MY SPIN
By JUN ESCALONA

After the storms comes El Niño

WATER seems to be a problem for much of Luzon and other areas. When “Ondoy” and “Pepeng” visited the Philippines, many died due to the influx of dam water in many areas of Luzon. Now comes El Niño, the severe lack of water, and government is at a loss of ways to soften its impact on the country.

Scientists say the deadly El Niño weather anomaly should dissipate by early summer in the northern hemisphere, but there is a chance a weak version will linger for the rest of 2010, according to a U.S. government report issued recently.

The federal government's Climate Prediction Center (CPC), a unit of the U.S. National Oceanic Atmospheric Administration, said in a monthly update that the warm waters which are the hallmark of the phenomenon are slowly easing, and this indicates "a transition to ... neutral conditions'' in June or July.

But the CPC said there are "several models which suggest the potential of continued weak El Niño conditions through 2010, while others predict the development of La Niña conditions later in the year.''

El Niño means little boy in Spanish, and results in an abnormal warming of waters in the equatorial Pacific.
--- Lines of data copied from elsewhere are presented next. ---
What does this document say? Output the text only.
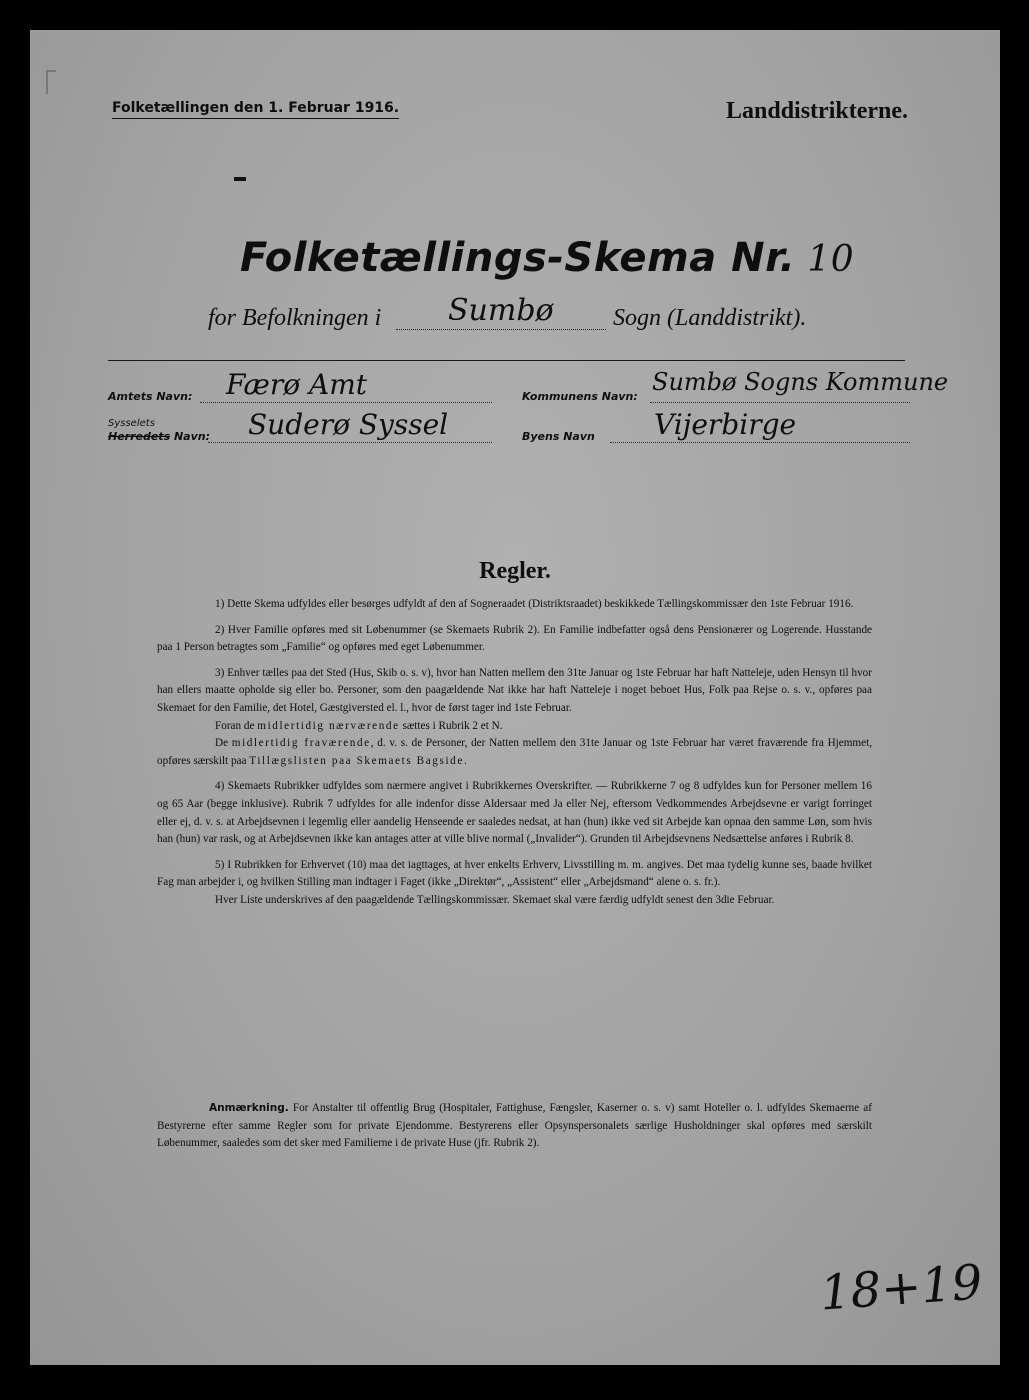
Folketællingen den 1. Februar 1916.	Landdistrikterne.
Folketællings-Skema Nr. 10
for Befolkningen i Sumbø Sogn (Landdistrikt).
Amtets Navn: Færø Amt	Kommunens Navn:
Sumbø Sogns Kommune
Sysselets
Herredets Navn: Suderø Syssel	Byens Navn Vijerbirge
Regler.

1) Dette Skema udfyldes eller besørges udfyldt af den af Sogneraadet (Distriktsraadet) beskikkede Tællingskommissær den 1ste Februar 1916.

2) Hver Familie opføres med sit Løbenummer (se Skemaets Rubrik 2). En Familie indbefatter også dens Pensionærer og Logerende. Husstande paa 1 Person betragtes som „Familie“ og opføres med eget Løbenummer.

3) Enhver tælles paa det Sted (Hus, Skib o. s. v), hvor han Natten mellem den 31te Januar og 1ste Februar har haft Natteleje, uden Hensyn til hvor han ellers maatte opholde sig eller bo. Personer, som den paagældende Nat ikke har haft Natteleje i noget beboet Hus, Folk paa Rejse o. s. v., opføres paa Skemaet for den Familie, det Hotel, Gæstgiversted el. l., hvor de først tager ind 1ste Februar.

Foran de midlertidig nærværende sættes i Rubrik 2 et N.

De midlertidig fraværende, d. v. s. de Personer, der Natten mellem den 31te Januar og 1ste Februar har været fraværende fra Hjemmet, opføres særskilt paa Tillægslisten paa Skemaets Bagside.

4) Skemaets Rubrikker udfyldes som nærmere angivet i Rubrikkernes Overskrifter. — Rubrikkerne 7 og 8 udfyldes kun for Personer mellem 16 og 65 Aar (begge inklusive). Rubrik 7 udfyldes for alle indenfor disse Aldersaar med Ja eller Nej, eftersom Vedkommendes Arbejdsevne er varigt forringet eller ej, d. v. s. at Arbejdsevnen i legemlig eller aandelig Henseende er saaledes nedsat, at han (hun) ikke ved sit Arbejde kan opnaa den samme Løn, som hvis han (hun) var rask, og at Arbejdsevnen ikke kan antages atter at ville blive normal („Invalider“). Grunden til Arbejdsevnens Nedsættelse anføres i Rubrik 8.

5) I Rubrikken for Erhvervet (10) maa det iagttages, at hver enkelts Erhverv, Livsstilling m. m. angives. Det maa tydelig kunne ses, baade hvilket Fag man arbejder i, og hvilken Stilling man indtager i Faget (ikke „Direktør“, „Assistent“ eller „Arbejdsmand“ alene o. s. fr.).

Hver Liste underskrives af den paagældende Tællingskommissær. Skemaet skal være færdig udfyldt senest den 3die Februar.

Anmærkning. For Anstalter til offentlig Brug (Hospitaler, Fattighuse, Fængsler, Kaserner o. s. v) samt Hoteller o. l. udfyldes Skemaerne af Bestyrerne efter samme Regler som for private Ejendomme. Bestyrerens eller Opsynspersonalets særlige Husholdninger skal opføres med særskilt Løbenummer, saaledes som det sker med Familierne i de private Huse (jfr. Rubrik 2).

18+19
It also normally disrupts hurricane formation in the Atlantic.

The anomaly wreaks havoc in global weather patterns, especially the Asia-Pacific region, and was first noticed by Latin American anchovy fishermen in the 19th century who named it after the Christ child because it normally appears during Christmastime.
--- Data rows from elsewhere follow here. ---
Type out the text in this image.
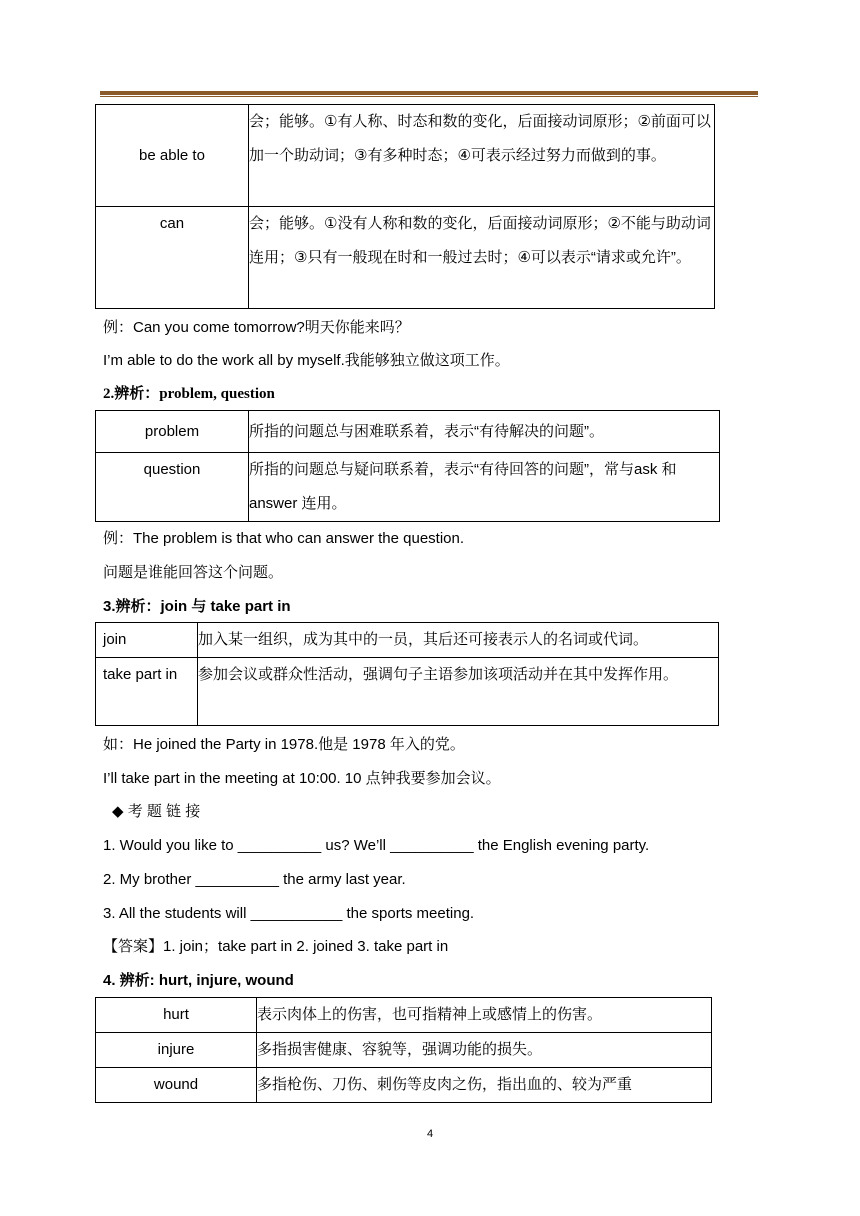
be able to	会；能够。①有人称、时态和数的变化，后面接动词原形；②前面可以加一个助动词；③有多种时态；④可表示经过努力而做到的事。
can	会；能够。①没有人称和数的变化，后面接动词原形；②不能与助动词连用；③只有一般现在时和一般过去时；④可以表示“请求或允许”。
例：Can you come tomorrow?明天你能来吗？
I’m able to do the work all by myself.我能够独立做这项工作。
2.辨析：problem, question
problem	所指的问题总与困难联系着，表示“有待解决的问题”。
question	所指的问题总与疑问联系着，表示“有待回答的问题”，常与ask 和 answer 连用。
例：The problem is that who can answer the question.
问题是谁能回答这个问题。
3.辨析：join 与 take part in
join	加入某一组织，成为其中的一员，其后还可接表示人的名词或代词。
take part in	参加会议或群众性活动，强调句子主语参加该项活动并在其中发挥作用。
如：He joined the Party in 1978.他是 1978 年入的党。
I’ll take part in the meeting at 10:00. 10 点钟我要参加会议。
◆ 考 题 链 接
1. Would you like to __________ us? We’ll __________ the English evening party.
2. My brother __________ the army last year.
3. All the students will ___________ the sports meeting.
【答案】1. join；take part in 2. joined 3. take part in
4. 辨析: hurt, injure, wound
hurt	表示肉体上的伤害，也可指精神上或感情上的伤害。
injure	多指损害健康、容貌等，强调功能的损失。
wound	多指枪伤、刀伤、刺伤等皮肉之伤，指出血的、较为严重
4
La Niña has the opposite effect of El Niño. It leads to cooler waters in the Pacific Ocean and is said to spur storm formation during the annual hurricane season in the Atlantic Ocean.
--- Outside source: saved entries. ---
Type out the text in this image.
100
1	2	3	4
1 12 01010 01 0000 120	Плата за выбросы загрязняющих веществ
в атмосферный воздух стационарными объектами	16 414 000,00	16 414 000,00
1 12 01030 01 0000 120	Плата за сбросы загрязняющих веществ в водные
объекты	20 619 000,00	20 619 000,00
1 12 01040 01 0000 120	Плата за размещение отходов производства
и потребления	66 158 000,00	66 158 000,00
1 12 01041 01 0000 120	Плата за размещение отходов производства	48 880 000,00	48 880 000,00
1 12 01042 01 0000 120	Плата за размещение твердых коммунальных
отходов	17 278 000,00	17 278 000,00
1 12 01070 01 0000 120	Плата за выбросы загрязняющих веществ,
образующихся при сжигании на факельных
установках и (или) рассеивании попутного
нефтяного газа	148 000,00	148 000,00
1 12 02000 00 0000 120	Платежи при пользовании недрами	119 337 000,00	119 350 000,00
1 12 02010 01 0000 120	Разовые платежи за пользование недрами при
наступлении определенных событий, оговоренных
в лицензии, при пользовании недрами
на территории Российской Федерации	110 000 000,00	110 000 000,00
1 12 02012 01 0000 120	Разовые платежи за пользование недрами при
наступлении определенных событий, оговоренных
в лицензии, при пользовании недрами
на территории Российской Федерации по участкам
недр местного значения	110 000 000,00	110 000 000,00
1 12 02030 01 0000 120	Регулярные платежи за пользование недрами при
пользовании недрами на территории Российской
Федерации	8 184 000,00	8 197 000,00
This year's El Niño was moderate to strong, according to the CPC, as sea surface temperatures stayed warm through February. But it was linked to severe winter storms which have lashed the eastern United States.

It was also blamed for the weak monsoon which badly damaged the cane crop in India, forcing the world's biggest sugar consumer import larger amounts of the sweetener and sparking a rally that drove prices to a $29-year high.

A severe dry spell has also hit the archipelago countries of Indonesia and the Philippines, forcing the latter to book large orders of rice. The Philippines is the world's biggest rice importer. Manila booked a record 2.6 million tons of the food staple for its 93 million people in 2010.

CPC said the effects of El Niño this spring would include drier-than-average weather over Indonesia.

This abnormal weather phenomenon has also caused water and power shortages in most of the Philippine archipelago. Alternating power outages are a frequent happening in most of Luzon. Mindanao is about to be declared under a state of calamity due to a power crisis.

In the United States, there should be above-average rain in the Southwest, the south-central states, and Florida, and below-average precipitation in the Pacific Northwest and Great Lakes region, CPC forecast.

If El Niño persists until June, that would bring the weather pattern into the start of the annual hurricane season in the Atlantic, raising the prospect it may again hinder the formation of storms in the area.

The last major El Niño struck in 1997/98, killing scores of people and causing billions of dollars in damages around the world through floods in Latin America and drought in Asia and Australia.

Scientists studying global warming in the Arctic have discovered a previously unknown source of methane working its way into the atmosphere, a source that is releasing large amounts of the gas each year.

Methane is, molecule for molecule, a far more potent global-warming gas than carbon dioxide. The newly discovered emissions are welling up from the continental shelf off Siberia's northern coast.

They are estimated at nearly eight million metric tons a year, making them roughly equal to the amount that, until now, scientists had attributed to emissions from all the world's oceans combined, the researchers calculate. Still, the emissions represent no more than about one percent of the total global emissions.

Their study is set for publication in the issue of the journal Science.

It's not clear whether this previously unknown source of atmospheric methane became active recently or represents a long-term source whose existence only now has come to light, several scientists say.

Scientists are keenly interested in filling in the blanks – how these emissions might change as the climate warms, writes Ed Brook, a geochemist at Oregon State University, in an e-mail exchange.

Yet during the past few years, atmospheric methane levels have increased after a period where concentrations stalled, says Andrew Weaver, a climate scientist at the University of Victoria in Canada. Recent studies have suggested that the resumed increase is tied to methane sources in the northern hemisphere.